Free-Space Optical Communications (FSO) rely on transmitting data via light between two distant points, eliminating the need for fibers or cables. This approach is particularly valuable when wired connections are impractical or prohibitively expensive.
However, these links are highly susceptible to atmospheric conditions—fog, rain, dust, and thermal turbulence—which attenuate or distort the light beam, significantly degrading communication quality. Current solutions remain costly and limited, both in terms of optical compensation hardware and signal processing algorithms.

Within this framework, the thesis aims to design high-performance, robust mobile optical links capable of adapting to dynamic and disturbed environments.
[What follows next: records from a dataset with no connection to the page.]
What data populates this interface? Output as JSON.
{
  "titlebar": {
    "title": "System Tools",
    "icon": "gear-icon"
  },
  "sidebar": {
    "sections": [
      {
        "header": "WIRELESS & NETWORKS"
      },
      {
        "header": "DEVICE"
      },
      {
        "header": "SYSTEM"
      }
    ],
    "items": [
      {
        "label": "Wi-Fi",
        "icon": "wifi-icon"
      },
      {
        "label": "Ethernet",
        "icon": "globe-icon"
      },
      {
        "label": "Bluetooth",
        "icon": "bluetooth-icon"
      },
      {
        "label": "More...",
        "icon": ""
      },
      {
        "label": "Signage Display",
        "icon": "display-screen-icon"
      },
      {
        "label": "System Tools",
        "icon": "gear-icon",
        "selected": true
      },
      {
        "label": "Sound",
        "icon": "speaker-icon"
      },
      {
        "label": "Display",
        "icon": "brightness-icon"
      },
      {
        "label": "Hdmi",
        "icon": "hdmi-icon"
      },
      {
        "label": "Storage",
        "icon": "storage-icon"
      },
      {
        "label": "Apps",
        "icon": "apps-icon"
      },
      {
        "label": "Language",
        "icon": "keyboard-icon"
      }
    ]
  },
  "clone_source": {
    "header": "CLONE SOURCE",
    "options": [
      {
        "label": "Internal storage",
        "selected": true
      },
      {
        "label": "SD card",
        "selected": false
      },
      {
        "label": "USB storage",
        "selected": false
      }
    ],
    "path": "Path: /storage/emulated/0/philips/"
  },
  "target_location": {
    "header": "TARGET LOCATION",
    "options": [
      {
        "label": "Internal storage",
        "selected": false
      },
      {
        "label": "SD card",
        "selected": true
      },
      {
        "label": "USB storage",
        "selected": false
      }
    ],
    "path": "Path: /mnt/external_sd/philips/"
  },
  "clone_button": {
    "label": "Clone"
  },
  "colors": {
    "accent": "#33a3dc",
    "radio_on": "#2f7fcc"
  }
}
The study will focus on leveraging Silicon-based Optical Phased Arrays (OPAs)—a technology derived from low-cost LiDAR systems—offering a promising path toward compact, integrated, and cost-effective architectures.
The primary focus of the research will be developing advanced algorithmic approaches for signal processing and compensation. The PhD candidate will be tasked with designing a dedicated simulation environment to evaluate and validate architectural choices and algorithmic strategies before practical experimentation.

The overarching goal is to propose an integrated, flexible, and reliable architecture that ensures uninterrupted optical communication in motion, with potential applications in aerospace, space, and terrestrial domains.